Procédure concernant les déficits excessifs: qualité des données statistiques

2010/0035(NLE)

Le Parlement européen a adopté par 588 voix pour, 35 voix contre et 36 abstentions, une résolution législative approuvant, sous réserve d’amendements, la proposition de règlement du Conseil portant modification du règlement (CE) n° 479/2009 en ce qui concerne la qualité des données statistiques dans le contexte de la procédure concernant les déficits excessifs

Dans sa résolution, le Parlement déplore que ni les avertissements de la Commission (Eurostat), émis dès 2004, ni les initiatives de la Commission en la matière, définies dans sa communication de 2004 intitulée « Vers une stratégie européenne de gouvernance des statistiques budgétaires », n'ont amené le Conseil à procéder aux réformes du cadre de gouvernance pour les statistiques financières, pourtant déjà nécessaires à cette époque. Si des mesures avaient été adoptées en temps voulu, les erreurs de notification des données sur le déficit public auraient pu être identifiées bien plus tôt et la crise qui s'en est suivie aurait pu au moins être atténuée.

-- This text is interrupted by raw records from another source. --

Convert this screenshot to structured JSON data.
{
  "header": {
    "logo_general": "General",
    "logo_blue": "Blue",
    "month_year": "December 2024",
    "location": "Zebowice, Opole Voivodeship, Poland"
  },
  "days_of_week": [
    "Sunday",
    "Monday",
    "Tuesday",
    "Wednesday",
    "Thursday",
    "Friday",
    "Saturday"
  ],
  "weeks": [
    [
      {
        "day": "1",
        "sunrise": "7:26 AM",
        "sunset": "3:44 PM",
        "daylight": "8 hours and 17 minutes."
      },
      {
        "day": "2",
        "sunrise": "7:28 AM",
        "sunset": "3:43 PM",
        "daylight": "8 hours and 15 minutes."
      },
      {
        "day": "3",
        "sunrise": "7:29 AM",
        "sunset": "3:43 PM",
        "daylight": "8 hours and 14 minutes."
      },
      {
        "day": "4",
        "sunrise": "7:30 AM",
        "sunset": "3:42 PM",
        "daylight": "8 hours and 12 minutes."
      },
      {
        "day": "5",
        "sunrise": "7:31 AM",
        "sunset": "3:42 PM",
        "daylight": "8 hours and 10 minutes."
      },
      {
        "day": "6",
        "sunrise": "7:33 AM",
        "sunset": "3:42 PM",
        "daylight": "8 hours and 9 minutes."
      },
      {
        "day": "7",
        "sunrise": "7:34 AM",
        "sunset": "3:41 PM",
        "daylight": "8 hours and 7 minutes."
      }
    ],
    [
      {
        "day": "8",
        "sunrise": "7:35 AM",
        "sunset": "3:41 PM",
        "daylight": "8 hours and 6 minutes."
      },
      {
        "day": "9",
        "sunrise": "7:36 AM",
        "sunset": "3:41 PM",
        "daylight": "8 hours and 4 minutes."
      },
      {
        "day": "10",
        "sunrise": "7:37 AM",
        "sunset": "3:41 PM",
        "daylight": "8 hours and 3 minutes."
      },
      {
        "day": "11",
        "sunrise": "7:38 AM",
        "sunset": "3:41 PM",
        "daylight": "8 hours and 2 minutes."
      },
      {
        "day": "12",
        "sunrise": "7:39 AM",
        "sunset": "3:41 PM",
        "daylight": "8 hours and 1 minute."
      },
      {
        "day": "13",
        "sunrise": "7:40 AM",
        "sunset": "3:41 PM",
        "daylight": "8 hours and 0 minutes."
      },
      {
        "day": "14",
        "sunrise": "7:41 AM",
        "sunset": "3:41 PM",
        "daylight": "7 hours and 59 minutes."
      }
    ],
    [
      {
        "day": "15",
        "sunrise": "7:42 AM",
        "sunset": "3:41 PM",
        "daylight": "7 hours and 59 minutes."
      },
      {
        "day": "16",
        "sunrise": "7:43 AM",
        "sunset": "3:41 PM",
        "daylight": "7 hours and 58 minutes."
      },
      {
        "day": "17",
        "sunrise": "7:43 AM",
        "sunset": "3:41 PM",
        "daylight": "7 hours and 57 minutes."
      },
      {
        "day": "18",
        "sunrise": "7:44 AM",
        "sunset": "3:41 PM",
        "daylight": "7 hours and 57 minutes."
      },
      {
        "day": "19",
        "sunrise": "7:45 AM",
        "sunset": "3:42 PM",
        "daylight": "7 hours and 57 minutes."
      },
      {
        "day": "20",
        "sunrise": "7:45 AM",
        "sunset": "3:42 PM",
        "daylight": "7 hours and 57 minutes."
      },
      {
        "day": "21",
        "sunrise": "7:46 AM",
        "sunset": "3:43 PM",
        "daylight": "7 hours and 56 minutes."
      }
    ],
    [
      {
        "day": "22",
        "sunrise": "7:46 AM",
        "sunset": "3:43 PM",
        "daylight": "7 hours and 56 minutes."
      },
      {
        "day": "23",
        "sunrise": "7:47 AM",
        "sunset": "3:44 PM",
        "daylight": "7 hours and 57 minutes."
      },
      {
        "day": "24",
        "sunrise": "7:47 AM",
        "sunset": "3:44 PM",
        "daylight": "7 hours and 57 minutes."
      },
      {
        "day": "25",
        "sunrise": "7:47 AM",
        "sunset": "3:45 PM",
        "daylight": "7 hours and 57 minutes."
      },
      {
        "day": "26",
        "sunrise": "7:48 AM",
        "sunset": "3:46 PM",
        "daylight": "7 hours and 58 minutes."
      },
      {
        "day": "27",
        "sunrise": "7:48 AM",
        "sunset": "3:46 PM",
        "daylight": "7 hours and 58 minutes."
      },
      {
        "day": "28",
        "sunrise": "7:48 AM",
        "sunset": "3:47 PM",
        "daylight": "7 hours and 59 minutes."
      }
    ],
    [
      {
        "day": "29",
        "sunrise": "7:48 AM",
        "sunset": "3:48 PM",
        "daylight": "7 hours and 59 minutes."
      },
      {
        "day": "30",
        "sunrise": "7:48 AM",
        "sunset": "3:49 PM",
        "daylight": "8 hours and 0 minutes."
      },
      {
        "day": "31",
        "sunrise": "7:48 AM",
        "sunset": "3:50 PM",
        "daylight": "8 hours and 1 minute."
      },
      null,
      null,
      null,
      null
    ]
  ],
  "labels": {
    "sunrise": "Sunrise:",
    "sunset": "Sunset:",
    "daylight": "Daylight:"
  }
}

Les députés jugent donc essentiel que la Commission (Eurostat) dispose d'un cadre de compétences approprié, d'une dotation en personnel adaptée et d'une indépendance aussi étendue que possible.

Les principaux amendements sont les suivants :

- la Commission devrait évaluer et tirer des conclusions sur la façon dont les données financières des États membres ont été recueillies et évaluées jusqu'à présent. Ces conclusions devraient être présentées au Parlement européen ;

- les députés estiment qu’il est essentiel de garantir l'indépendance institutionnelle de toutes les instances réglementaires nationales chargées de la production de statistiques pour éviter qu'elles subissent des pressions abusives de la part de leurs gouvernements respectifs ;

- les données reçues de la part des États membres devraient être communiquées en temps utile à la direction générale des statistiques de la Banque centrale européenne ;

- la comparabilité des données économiques suppose une méthodologie uniforme. La Commission devrait donc encourager l'harmonisation de la collecte des données statistiques ;

- la Commission devrait envisager d'élaborer, dans le cadre du pacte de stabilité et de croissance, des sanctions relatives à la présentation, par les États membres, de statistiques macroéconomiques inexactes. Elle devrait envisager d'imposer ces sanctions aux États membres qui falsifient les statistiques macroéconomiques relatives à leur déficit budgétaire et à leur dette publique ;

- les États membres devraient communiquer à la Commission (Eurostat) toutes les informations statistiques et budgétaires sur la base d'une méthode comptable standardisée et reconnue au niveau international. Les chiffres de déficit public et de niveau de dette publique prévus devraient représenter les prévisions officielles les plus récentes, compte tenu des décisions budgétaires, de l'évolution et des perspectives économiques les plus récentes, ainsi que des résultats mensuels et trimestriels ;

- lors des visites de suivi menées dans un État membre dont les statistiques font l'objet d'un examen approfondi, la Commission (Eurostat) devrait, en particulier, disposer d’un droit d’accès informations connexes, notamment les transactions hors bilan ;

- les visites méthodologiques doivent pouvoir être inopinées et permettre de contrôler l'indépendance de l'autorité statistique nationale vis-à-vis du gouvernement. Ces visites ne devraient être effectuées que lorsque des risques ou des problèmes graves sont suspectés en ce qui concerne la qualité des données. La Commission devrait dresser une liste des cas devant être considérés comme des risques ou des problèmes significatifs en ce qui concerne la qualité des données ;

- les experts en comptabilité nationale qui assistent la Commission (Eurostat) pour préparer et effectuer les visites méthodologiques devraient suivre une formation spécifique pour garantir un niveau élevé d'expertise et d'impartialité ;

- des représentants de la Banque centrale européenne devraient pouvoir  participer aux visites méthodologiques et assister les fonctionnaires de la Commission (Eurostat) au cours de ces visites;

- la Commission (Eurostat) devrait pouvoir effectuer des inspections sur place et être autorisée à procéder à des entretiens avec toute organisation qui, selon elle, présenterait un intérêt dans le cadre de ses travaux.